Merck took the unusual step of delaying its earnings release yesterday until after the close of the market. A report on another clinical study of Vytorin (ezetimibe), their drug with Schering-Plough, was coming out, so they put the numbers on hold until after the press release yesterday afternoon. Naturally, this led to a lot of speculation about what was going on. A conspiracy-minded website vastly unfriendly to Schering-Plough suspected some sort of elaborate ruse to drum up publicity.

But that sort of thinking doesn't take you very far, unless you count the distance you rack up going around in circles. As it turned out, the SEAS trial (Simvastatin and Ezetimibe in Aortic Stenosis) was, in fact, very bad publicity indeed for the drug and for both companies. In fact, a real conspiracy would have made sure that these numbers never saw the light of day, or were at least released at 6 PM on a Friday. But no, the spotlight was on them good and proper.

This trial studied patients with chronic aortic stenosis, which is a different condition than classic atherosclerosis. The two have enough similarities, though, that there has been much interest in whether statin treatment could be effective. The primary endpoint, a composite of aortic valve and general cardiovascular events, was missed. Vytorin was no better than placebo. It reached significance against one secondary endpoint, reducing the risk of various ischemic events, but not in any dramatic fashion.

That's not necessarily a surprise, since there's not a well-established therapy for aortic stenosis (thus the trial design versus placebo). As several commenters to the conference call after the press conference pointed out, this shouldn't change clinical practice much at all. But it's not what Merck and Schering-Plough needed to hear, that's for sure, because the sound bite will be "Vytorin Fails Again".

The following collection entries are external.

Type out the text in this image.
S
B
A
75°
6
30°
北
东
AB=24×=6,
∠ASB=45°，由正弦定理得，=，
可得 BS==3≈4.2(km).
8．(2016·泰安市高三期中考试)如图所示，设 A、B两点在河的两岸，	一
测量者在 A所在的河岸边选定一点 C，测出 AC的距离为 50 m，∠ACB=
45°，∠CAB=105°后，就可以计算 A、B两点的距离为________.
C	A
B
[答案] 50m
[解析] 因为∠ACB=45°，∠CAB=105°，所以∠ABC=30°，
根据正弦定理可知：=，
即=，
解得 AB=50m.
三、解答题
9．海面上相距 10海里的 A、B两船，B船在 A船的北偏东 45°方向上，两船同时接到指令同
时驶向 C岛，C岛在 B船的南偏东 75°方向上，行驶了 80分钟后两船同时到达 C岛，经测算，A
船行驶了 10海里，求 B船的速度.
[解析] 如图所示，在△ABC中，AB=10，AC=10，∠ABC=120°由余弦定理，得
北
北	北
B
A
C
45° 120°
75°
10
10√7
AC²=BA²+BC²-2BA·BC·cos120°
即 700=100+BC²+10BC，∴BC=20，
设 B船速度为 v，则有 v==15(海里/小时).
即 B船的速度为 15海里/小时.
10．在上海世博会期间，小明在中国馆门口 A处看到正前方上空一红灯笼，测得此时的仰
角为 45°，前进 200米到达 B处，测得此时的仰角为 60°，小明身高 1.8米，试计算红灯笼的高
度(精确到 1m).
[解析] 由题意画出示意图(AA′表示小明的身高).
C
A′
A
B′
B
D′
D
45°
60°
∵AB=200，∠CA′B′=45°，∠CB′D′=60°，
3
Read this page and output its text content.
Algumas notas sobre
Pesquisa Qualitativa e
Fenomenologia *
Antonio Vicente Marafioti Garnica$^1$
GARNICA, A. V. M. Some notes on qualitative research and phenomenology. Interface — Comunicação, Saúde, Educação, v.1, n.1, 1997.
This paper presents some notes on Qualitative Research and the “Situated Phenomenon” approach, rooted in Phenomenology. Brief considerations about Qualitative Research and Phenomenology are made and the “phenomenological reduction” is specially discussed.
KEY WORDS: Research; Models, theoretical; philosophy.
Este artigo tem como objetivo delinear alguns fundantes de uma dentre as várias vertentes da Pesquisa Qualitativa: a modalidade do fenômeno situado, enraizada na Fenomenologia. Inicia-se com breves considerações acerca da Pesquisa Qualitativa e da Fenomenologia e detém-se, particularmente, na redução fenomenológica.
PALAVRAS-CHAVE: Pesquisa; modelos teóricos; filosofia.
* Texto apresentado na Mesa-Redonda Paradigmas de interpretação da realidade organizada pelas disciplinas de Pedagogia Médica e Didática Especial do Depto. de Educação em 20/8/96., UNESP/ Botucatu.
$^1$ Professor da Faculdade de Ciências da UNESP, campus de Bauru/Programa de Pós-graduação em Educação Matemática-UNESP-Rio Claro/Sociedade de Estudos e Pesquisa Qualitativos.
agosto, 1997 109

Actually, the sound bite will be even worse than that. There are a lot of headlines this morning about another observation from the SEAS trial: that significantly more patients in the treatment arm of the study were diagnosed with cancer. That's a red warning light, for sure, but in this case we have at least some data to decide how much of one.

For one thing, as far as I know there have been no reports of increased cancer among the patients taking Vytorin out in the marketplace - of course, one could argue that this might have been missed, but if the effect were as large as seen in the SEAS study, I don't think it would have been. Analyses of the earlier Vytorin trials and the ongoing IMPROVE-IT trial versus Zocor have also shown no cancer risk, and the latter trial is continuing. So for now, it would appear that either this was a nasty result by chance, or (a longer shot) that there's something different about the aortic stenosis patients that leads to major trouble with Vytorin.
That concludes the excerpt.